End of the Web, Era of the App?
When the mobile
revolution happened, it was cited as an example of how places like India and
Africa bypassed landlines and went directly to cellphones. Then came the
smartphone and it, says Steven
Sinofsky, has continued the trend of helping poorer countries leapfrog to
the next level:
“Smartphones skipped over the PC. Mobile
banking skipped over plastic cards and banks.”
People like us
(who have both PC’s and smartphones) would assume that Sinfosky’s point about
smartphones skipping the PC in many countries doesn’t apply to India. Think
again.
Smartphones
drive so much business, and conversely PC’s drive so little of it, that
Flipkart has decided to shut down their website within a year.
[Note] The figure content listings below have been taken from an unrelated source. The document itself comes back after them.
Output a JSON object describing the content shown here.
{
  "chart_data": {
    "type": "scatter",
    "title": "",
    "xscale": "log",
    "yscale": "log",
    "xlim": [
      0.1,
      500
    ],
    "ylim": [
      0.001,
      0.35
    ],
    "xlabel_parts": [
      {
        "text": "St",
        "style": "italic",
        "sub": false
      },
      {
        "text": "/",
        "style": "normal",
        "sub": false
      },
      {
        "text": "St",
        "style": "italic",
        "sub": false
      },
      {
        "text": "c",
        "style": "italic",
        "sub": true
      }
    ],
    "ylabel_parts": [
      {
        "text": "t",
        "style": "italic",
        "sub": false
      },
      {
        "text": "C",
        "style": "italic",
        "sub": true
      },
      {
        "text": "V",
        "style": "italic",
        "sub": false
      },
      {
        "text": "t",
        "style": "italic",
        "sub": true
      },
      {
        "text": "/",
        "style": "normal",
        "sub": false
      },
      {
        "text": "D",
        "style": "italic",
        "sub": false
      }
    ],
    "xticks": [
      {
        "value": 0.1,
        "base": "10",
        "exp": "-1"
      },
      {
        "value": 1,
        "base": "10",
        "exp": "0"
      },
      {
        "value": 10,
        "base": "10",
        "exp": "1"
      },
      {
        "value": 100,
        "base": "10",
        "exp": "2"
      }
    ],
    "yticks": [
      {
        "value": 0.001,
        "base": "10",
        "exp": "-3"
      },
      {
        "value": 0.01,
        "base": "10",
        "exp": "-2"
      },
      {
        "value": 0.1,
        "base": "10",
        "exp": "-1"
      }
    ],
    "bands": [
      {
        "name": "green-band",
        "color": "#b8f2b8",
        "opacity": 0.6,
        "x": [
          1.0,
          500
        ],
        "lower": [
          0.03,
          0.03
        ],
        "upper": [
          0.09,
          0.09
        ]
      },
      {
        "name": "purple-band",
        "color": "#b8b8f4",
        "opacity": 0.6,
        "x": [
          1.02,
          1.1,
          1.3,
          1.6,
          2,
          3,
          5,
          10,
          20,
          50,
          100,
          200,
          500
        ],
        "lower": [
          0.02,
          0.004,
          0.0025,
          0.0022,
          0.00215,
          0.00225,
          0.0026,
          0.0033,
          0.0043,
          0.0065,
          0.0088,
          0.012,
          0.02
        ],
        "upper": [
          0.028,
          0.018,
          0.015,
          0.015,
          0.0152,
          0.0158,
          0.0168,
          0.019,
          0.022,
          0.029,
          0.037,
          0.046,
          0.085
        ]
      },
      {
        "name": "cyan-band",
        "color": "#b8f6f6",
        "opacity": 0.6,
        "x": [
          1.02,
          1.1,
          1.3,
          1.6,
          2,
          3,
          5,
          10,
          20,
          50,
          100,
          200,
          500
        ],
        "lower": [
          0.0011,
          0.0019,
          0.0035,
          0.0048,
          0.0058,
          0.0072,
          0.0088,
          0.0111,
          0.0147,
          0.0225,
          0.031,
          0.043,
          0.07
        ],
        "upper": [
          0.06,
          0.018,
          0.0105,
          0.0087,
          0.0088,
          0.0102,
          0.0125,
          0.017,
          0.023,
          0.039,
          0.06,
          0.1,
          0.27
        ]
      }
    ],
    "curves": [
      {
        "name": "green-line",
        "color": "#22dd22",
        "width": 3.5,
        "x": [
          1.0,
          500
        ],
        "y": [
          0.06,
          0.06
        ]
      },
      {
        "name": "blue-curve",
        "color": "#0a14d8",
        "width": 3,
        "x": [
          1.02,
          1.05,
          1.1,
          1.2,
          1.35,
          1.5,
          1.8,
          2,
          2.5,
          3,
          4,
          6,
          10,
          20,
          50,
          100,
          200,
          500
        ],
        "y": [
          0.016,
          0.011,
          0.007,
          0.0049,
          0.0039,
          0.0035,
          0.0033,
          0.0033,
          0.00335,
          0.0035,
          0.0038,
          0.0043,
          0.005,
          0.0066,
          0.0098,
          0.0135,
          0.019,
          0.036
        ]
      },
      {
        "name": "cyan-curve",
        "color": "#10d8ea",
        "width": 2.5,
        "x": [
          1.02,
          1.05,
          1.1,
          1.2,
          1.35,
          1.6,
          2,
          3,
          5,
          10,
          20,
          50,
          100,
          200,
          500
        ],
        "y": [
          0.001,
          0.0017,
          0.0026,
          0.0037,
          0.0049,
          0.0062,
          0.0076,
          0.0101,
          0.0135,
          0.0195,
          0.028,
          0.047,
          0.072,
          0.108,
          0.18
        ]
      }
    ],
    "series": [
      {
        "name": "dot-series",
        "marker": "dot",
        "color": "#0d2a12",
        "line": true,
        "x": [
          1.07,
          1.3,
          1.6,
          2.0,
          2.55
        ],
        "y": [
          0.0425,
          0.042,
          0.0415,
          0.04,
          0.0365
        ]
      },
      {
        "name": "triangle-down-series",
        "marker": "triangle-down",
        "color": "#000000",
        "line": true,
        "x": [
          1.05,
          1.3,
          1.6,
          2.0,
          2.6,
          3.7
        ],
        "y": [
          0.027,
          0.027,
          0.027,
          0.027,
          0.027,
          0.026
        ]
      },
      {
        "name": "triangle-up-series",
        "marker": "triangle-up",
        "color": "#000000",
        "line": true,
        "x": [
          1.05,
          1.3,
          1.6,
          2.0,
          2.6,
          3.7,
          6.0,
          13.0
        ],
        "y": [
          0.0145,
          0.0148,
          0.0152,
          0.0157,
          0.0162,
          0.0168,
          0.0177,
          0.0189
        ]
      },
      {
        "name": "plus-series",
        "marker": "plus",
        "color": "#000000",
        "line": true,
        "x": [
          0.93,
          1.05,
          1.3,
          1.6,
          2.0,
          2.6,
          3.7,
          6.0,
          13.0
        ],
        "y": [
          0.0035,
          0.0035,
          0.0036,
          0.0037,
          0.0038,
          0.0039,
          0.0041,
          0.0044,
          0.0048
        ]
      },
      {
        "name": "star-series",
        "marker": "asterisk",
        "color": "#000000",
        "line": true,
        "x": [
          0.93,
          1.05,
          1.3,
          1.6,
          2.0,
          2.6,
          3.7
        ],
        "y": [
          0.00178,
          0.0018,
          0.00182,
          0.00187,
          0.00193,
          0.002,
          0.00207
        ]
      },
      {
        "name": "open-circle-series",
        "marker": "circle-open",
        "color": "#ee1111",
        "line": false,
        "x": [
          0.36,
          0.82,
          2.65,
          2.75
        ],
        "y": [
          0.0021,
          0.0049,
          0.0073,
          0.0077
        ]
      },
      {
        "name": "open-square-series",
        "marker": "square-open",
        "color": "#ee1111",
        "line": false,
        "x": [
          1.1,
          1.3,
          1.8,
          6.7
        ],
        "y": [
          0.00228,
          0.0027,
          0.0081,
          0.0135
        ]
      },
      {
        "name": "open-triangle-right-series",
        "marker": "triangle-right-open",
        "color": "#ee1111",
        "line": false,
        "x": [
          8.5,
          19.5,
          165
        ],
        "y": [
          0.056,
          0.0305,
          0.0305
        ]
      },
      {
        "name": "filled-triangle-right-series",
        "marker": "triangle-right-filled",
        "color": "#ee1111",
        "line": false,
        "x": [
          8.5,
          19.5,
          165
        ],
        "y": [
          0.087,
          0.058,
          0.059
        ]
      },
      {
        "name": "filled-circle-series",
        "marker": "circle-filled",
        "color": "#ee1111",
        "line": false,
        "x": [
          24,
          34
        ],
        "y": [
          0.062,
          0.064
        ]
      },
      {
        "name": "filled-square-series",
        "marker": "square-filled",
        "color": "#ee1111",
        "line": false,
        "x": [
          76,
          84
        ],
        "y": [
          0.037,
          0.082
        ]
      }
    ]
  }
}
In other words,
all their business would be via the smartphone (and tablet) app alone! Michael
Adnani, Flipkart’s VP of retail, gives
the numbers:
“A year ago, 6% of our traffic was coming
from mobile. In less than 18 months, that traffic is 10-fold.”
10-fold
increase! That’s 60%! Wow! Another reason behind Flipkart’s decision is where
they ship the most: smaller towns:
“Of Flipkart’s 8 million monthly
shipments, about two-thirds come from users in small towns and cities, where
consumers likely have limited access to desktop computers and broadband
Internet.”
And if Internet
speeds are low in those places, then a smartphone
app actually has some advantages:
“An app allows a user to stay logged in
while updates and other information are efficiently and constantly downloaded,
ready for consumption almost instantly. It is, in fact, perfect for
low-bandwidth situations.”
So does this
mean the end of the Web? Are we now in the era of the app? Eugene Wei puts it perfectly when he
wrote:
“Many people in India, China, and other
parts of the world, where bandwidth is low and slow, and where mobile phones
are their one and only computer, have no room for such sentimentality. They may
never have experienced the same heyday of the web, so they feel no analogous
nostalgia for it as a medium.”
And so, ends
Wei:
“In the U.S., many tech companies were
lauded as pioneers for going mobile
first when in Asia companies are already going mobile only. In some ways, Asia feels like it lives in the past as
compared to the U.S., especially when one sees so many fast followers of
successful U.S. technology companies, but in a surprisingly large number of
ways, Asia lives in our near future.”